Siguiendo secreta tendencia, estas columnas ahora tienen 200 caracteres menos: leer de más resulta un lujo. Si uno compara con periódicos del 1900, farragosos en su retórica hormigueante de caracteres, el rumbo no entraña novedad: vivimos en épocas visuales y lo auditivo (que incluye la palabra dicha o escrita) retrocede. Poco apto para la síntesis y el tuiteo, no creo durar mucho tiempo más en esta práctica, que ha sabido ir de la literatura a la opinología, y de la reflexión peregrina directamente a la mera exaltación del yo.
La semana pasada pretendí echar pálida luz sobre cómo se titulan las notas (cómo se nombran) en el mundo periodístico. Pero es así con todo: nombrar a un hijo, titular un poema o salvar un archivo suponen el mismo procedimiento de asociación entre un contenido plural y un nombre brevísimo.
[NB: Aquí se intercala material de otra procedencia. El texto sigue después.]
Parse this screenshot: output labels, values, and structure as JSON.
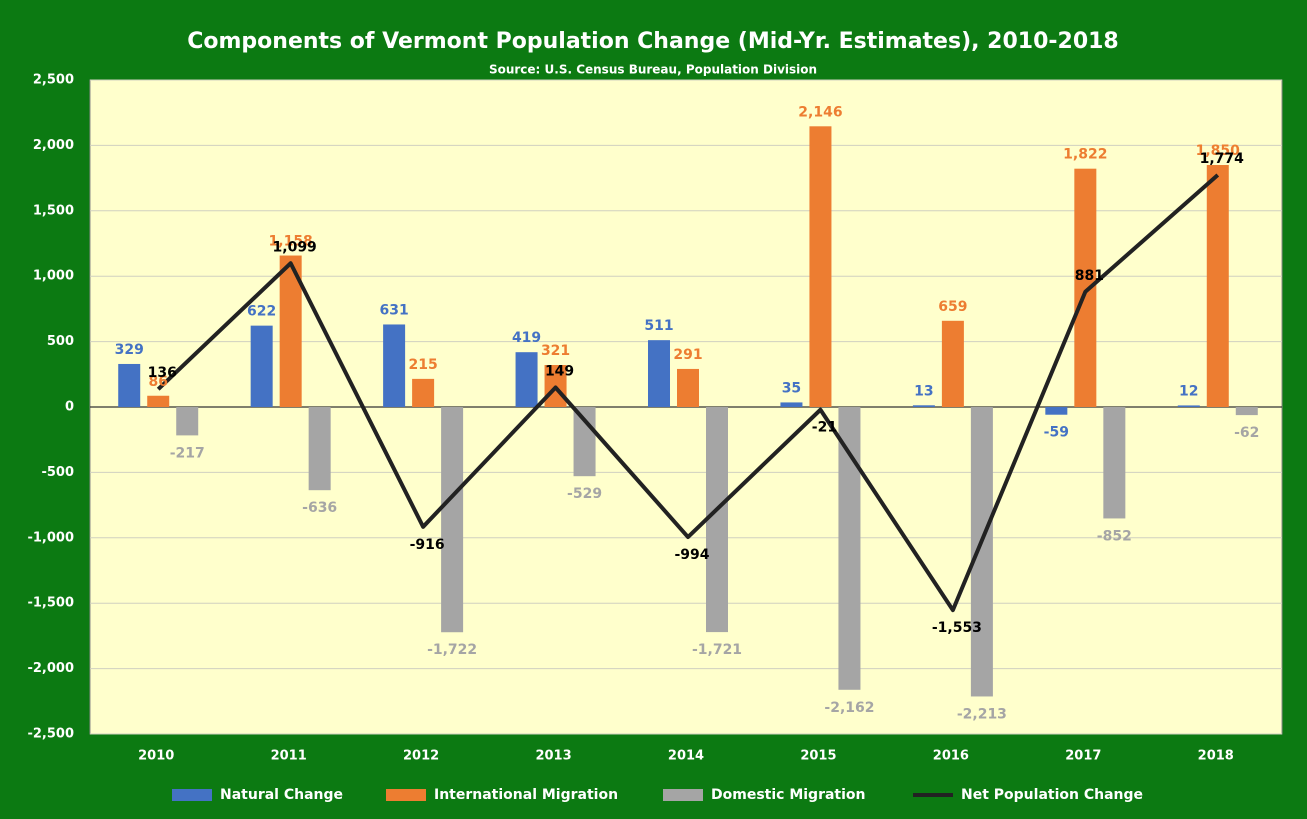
{
  "chart_data": {
    "type": "bar",
    "title": "Components of Vermont Population Change (Mid-Yr. Estimates), 2010-2018",
    "subtitle": "Source: U.S. Census Bureau, Population Division",
    "categories": [
      "2010",
      "2011",
      "2012",
      "2013",
      "2014",
      "2015",
      "2016",
      "2017",
      "2018"
    ],
    "series": [
      {
        "name": "Natural Change",
        "color": "#4472c4",
        "type": "bar",
        "values": [
          329,
          622,
          631,
          419,
          511,
          35,
          13,
          -59,
          12
        ],
        "value_labels": [
          "329",
          "622",
          "631",
          "419",
          "511",
          "35",
          "13",
          "-59",
          "12"
        ]
      },
      {
        "name": "International Migration",
        "color": "#ed7d31",
        "type": "bar",
        "values": [
          86,
          1158,
          215,
          321,
          291,
          2146,
          659,
          1822,
          1850
        ],
        "value_labels": [
          "86",
          "1,158",
          "215",
          "321",
          "291",
          "2,146",
          "659",
          "1,822",
          "1,850"
        ]
      },
      {
        "name": "Domestic Migration",
        "color": "#a5a5a5",
        "type": "bar",
        "values": [
          -217,
          -636,
          -1722,
          -529,
          -1721,
          -2162,
          -2213,
          -852,
          -62
        ],
        "value_labels": [
          "-217",
          "-636",
          "-1,722",
          "-529",
          "-1,721",
          "-2,162",
          "-2,213",
          "-852",
          "-62"
        ]
      },
      {
        "name": "Net Population Change",
        "color": "#222222",
        "type": "line",
        "values": [
          136,
          1099,
          -916,
          149,
          -994,
          -21,
          -1553,
          881,
          1774
        ],
        "value_labels": [
          "136",
          "1,099",
          "-916",
          "149",
          "-994",
          "-21",
          "-1,553",
          "881",
          "1,774"
        ]
      }
    ],
    "ylim": [
      -2500,
      2500
    ],
    "yticks": [
      {
        "value": -2500,
        "label": "-2,500"
      },
      {
        "value": -2000,
        "label": "-2,000"
      },
      {
        "value": -1500,
        "label": "-1,500"
      },
      {
        "value": -1000,
        "label": "-1,000"
      },
      -500,
      0,
      500,
      {
        "value": 1000,
        "label": "1,000"
      },
      {
        "value": 1500,
        "label": "1,500"
      },
      {
        "value": 2000,
        "label": "2,000"
      },
      {
        "value": 2500,
        "label": "2,500"
      }
    ],
    "grid": true,
    "legend": "bottom"
  }
}
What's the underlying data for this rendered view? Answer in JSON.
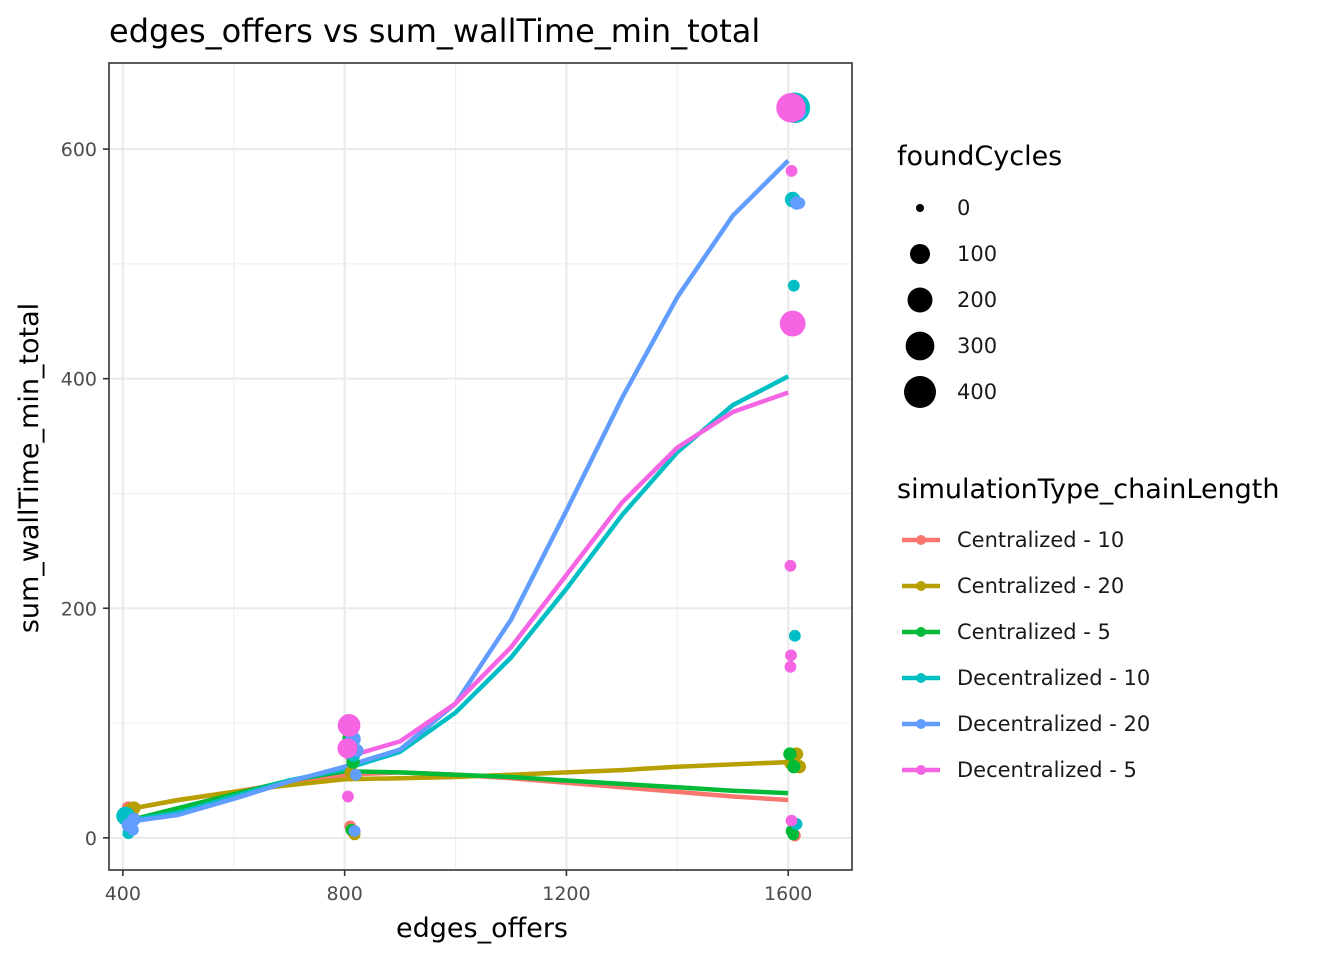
{
  "chart_data": {
    "type": "scatter",
    "title": "edges_offers  vs  sum_wallTime_min_total",
    "xlabel": "edges_offers",
    "ylabel": "sum_wallTime_min_total",
    "xlim": [
      375,
      1715
    ],
    "ylim": [
      -28,
      675
    ],
    "xticks": [
      400,
      800,
      1200,
      1600
    ],
    "xtick_labels": [
      "400",
      "800",
      "1200",
      "1600"
    ],
    "yticks": [
      0,
      200,
      400,
      600
    ],
    "ytick_labels": [
      "0",
      "200",
      "400",
      "600"
    ],
    "grid": true,
    "legend_placement": "right",
    "size_legend": {
      "title": "foundCycles",
      "entries": [
        {
          "label": "0",
          "value": 0
        },
        {
          "label": "100",
          "value": 100
        },
        {
          "label": "200",
          "value": 200
        },
        {
          "label": "300",
          "value": 300
        },
        {
          "label": "400",
          "value": 400
        }
      ]
    },
    "color_legend": {
      "title": "simulationType_chainLength"
    },
    "series": [
      {
        "name": "Centralized - 10",
        "color": "#F8766D",
        "points": [
          [
            410,
            26,
            20
          ],
          [
            416,
            22,
            20
          ],
          [
            810,
            10,
            10
          ],
          [
            815,
            5,
            10
          ],
          [
            1608,
            5,
            10
          ],
          [
            1612,
            2,
            10
          ]
        ],
        "smooth": [
          [
            410,
            25
          ],
          [
            500,
            33
          ],
          [
            600,
            40
          ],
          [
            700,
            48
          ],
          [
            800,
            55
          ],
          [
            900,
            57
          ],
          [
            1000,
            55
          ],
          [
            1100,
            52
          ],
          [
            1200,
            48
          ],
          [
            1300,
            44
          ],
          [
            1400,
            40
          ],
          [
            1500,
            36
          ],
          [
            1600,
            33
          ]
        ]
      },
      {
        "name": "Centralized - 20",
        "color": "#B79F00",
        "points": [
          [
            415,
            25,
            20
          ],
          [
            420,
            26,
            20
          ],
          [
            812,
            57,
            20
          ],
          [
            818,
            3,
            10
          ],
          [
            1605,
            65,
            20
          ],
          [
            1615,
            73,
            20
          ],
          [
            1620,
            62,
            20
          ]
        ],
        "smooth": [
          [
            410,
            25
          ],
          [
            500,
            33
          ],
          [
            600,
            40
          ],
          [
            700,
            46
          ],
          [
            800,
            51
          ],
          [
            900,
            52
          ],
          [
            1000,
            53
          ],
          [
            1100,
            55
          ],
          [
            1200,
            57
          ],
          [
            1300,
            59
          ],
          [
            1400,
            62
          ],
          [
            1500,
            64
          ],
          [
            1600,
            66
          ]
        ]
      },
      {
        "name": "Centralized - 5",
        "color": "#00BA38",
        "points": [
          [
            412,
            18,
            20
          ],
          [
            808,
            87,
            20
          ],
          [
            815,
            66,
            20
          ],
          [
            812,
            7,
            10
          ],
          [
            1603,
            73,
            20
          ],
          [
            1610,
            62,
            20
          ],
          [
            1606,
            6,
            10
          ],
          [
            1609,
            3,
            10
          ]
        ],
        "smooth": [
          [
            410,
            15
          ],
          [
            500,
            26
          ],
          [
            600,
            38
          ],
          [
            700,
            50
          ],
          [
            800,
            58
          ],
          [
            900,
            57
          ],
          [
            1000,
            55
          ],
          [
            1100,
            53
          ],
          [
            1200,
            50
          ],
          [
            1300,
            47
          ],
          [
            1400,
            44
          ],
          [
            1500,
            41
          ],
          [
            1600,
            39
          ]
        ]
      },
      {
        "name": "Decentralized - 10",
        "color": "#00BFC4",
        "points": [
          [
            405,
            19,
            80
          ],
          [
            410,
            4,
            10
          ],
          [
            810,
            82,
            40
          ],
          [
            816,
            72,
            20
          ],
          [
            1612,
            636,
            350
          ],
          [
            1608,
            556,
            40
          ],
          [
            1610,
            481,
            10
          ],
          [
            1612,
            176,
            10
          ],
          [
            1615,
            12,
            10
          ]
        ],
        "smooth": [
          [
            410,
            15
          ],
          [
            500,
            22
          ],
          [
            600,
            36
          ],
          [
            700,
            50
          ],
          [
            800,
            60
          ],
          [
            900,
            75
          ],
          [
            1000,
            109
          ],
          [
            1100,
            157
          ],
          [
            1200,
            217
          ],
          [
            1300,
            281
          ],
          [
            1400,
            336
          ],
          [
            1500,
            377
          ],
          [
            1600,
            402
          ]
        ]
      },
      {
        "name": "Decentralized - 20",
        "color": "#619CFF",
        "points": [
          [
            410,
            11,
            20
          ],
          [
            418,
            7,
            10
          ],
          [
            420,
            16,
            20
          ],
          [
            815,
            86,
            40
          ],
          [
            822,
            76,
            20
          ],
          [
            820,
            55,
            10
          ],
          [
            818,
            6,
            10
          ],
          [
            1618,
            632,
            40
          ],
          [
            1615,
            553,
            20
          ],
          [
            1620,
            553,
            10
          ]
        ],
        "smooth": [
          [
            410,
            14
          ],
          [
            500,
            20
          ],
          [
            600,
            34
          ],
          [
            700,
            49
          ],
          [
            800,
            62
          ],
          [
            900,
            77
          ],
          [
            1000,
            117
          ],
          [
            1100,
            190
          ],
          [
            1200,
            285
          ],
          [
            1300,
            383
          ],
          [
            1400,
            471
          ],
          [
            1500,
            542
          ],
          [
            1600,
            590
          ]
        ]
      },
      {
        "name": "Decentralized - 5",
        "color": "#F564E3",
        "points": [
          [
            808,
            98,
            150
          ],
          [
            805,
            78,
            100
          ],
          [
            806,
            36,
            10
          ],
          [
            1605,
            636,
            320
          ],
          [
            1608,
            448,
            220
          ],
          [
            1606,
            581,
            10
          ],
          [
            1604,
            237,
            10
          ],
          [
            1605,
            159,
            10
          ],
          [
            1604,
            149,
            10
          ],
          [
            1606,
            15,
            10
          ]
        ],
        "smooth": [
          [
            800,
            70
          ],
          [
            900,
            84
          ],
          [
            1000,
            117
          ],
          [
            1100,
            166
          ],
          [
            1200,
            229
          ],
          [
            1300,
            292
          ],
          [
            1400,
            340
          ],
          [
            1500,
            371
          ],
          [
            1600,
            388
          ]
        ]
      }
    ]
  }
}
Y en el nombre de la rosa está la rosa, más un kilo y medio de connotación. Me temo que en tiempos virtuales el nombre de las cosas pase a confundirse con un envase y perdamos de a poco la curiosidad de abrirlo a ver qué trae.
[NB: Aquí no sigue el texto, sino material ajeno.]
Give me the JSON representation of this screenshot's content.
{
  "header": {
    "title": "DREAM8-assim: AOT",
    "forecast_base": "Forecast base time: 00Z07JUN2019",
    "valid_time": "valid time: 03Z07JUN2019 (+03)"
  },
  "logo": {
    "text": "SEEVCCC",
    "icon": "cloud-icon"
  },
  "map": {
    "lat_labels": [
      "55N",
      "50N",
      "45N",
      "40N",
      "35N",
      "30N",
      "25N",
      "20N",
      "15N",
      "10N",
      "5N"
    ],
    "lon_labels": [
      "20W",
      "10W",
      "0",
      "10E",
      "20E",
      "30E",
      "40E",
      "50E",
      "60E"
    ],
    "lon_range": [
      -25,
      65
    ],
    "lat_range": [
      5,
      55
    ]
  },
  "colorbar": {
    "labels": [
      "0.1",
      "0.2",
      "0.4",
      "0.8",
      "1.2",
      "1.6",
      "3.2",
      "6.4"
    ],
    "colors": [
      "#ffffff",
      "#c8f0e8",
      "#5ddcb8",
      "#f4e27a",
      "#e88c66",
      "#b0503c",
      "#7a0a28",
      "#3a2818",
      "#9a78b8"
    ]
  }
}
Mi nueva obra se llama Spam y trabajo con un videoartista que prepara unas animaciones y me las manda por mail, por Dropbox, por sucedáneos de reunión. El está en Cagliari y yo por todas partes: el método nos pareció adecuado. Pero como el archivo se llama “Spam”, supuestas autoridades alemanas bloquearon mi PC con un aviso temible, acusándome de descargar material ilegal, incluso pornografía, o enviar spam a mis contemporáneos. La obra no parece muy pornográfica pero puede que las tres cosas sean verdaderas, ¡que eso es escribir! Después me dijeron que ese aviso es un virus muy frecuente en Alemania. Nos acostumbramos a que los electrodomésticos tengan virus.
Así que no me extrañaría que adoptásemos un hábito más simple: que los nombres de las cosas borren definitivamente las palabras. Por ahora empezamos a mandarnos archivos de la obra nombrándolos simplemente “La_obra”. Nadie nos bloqueará. Pero es aterrador.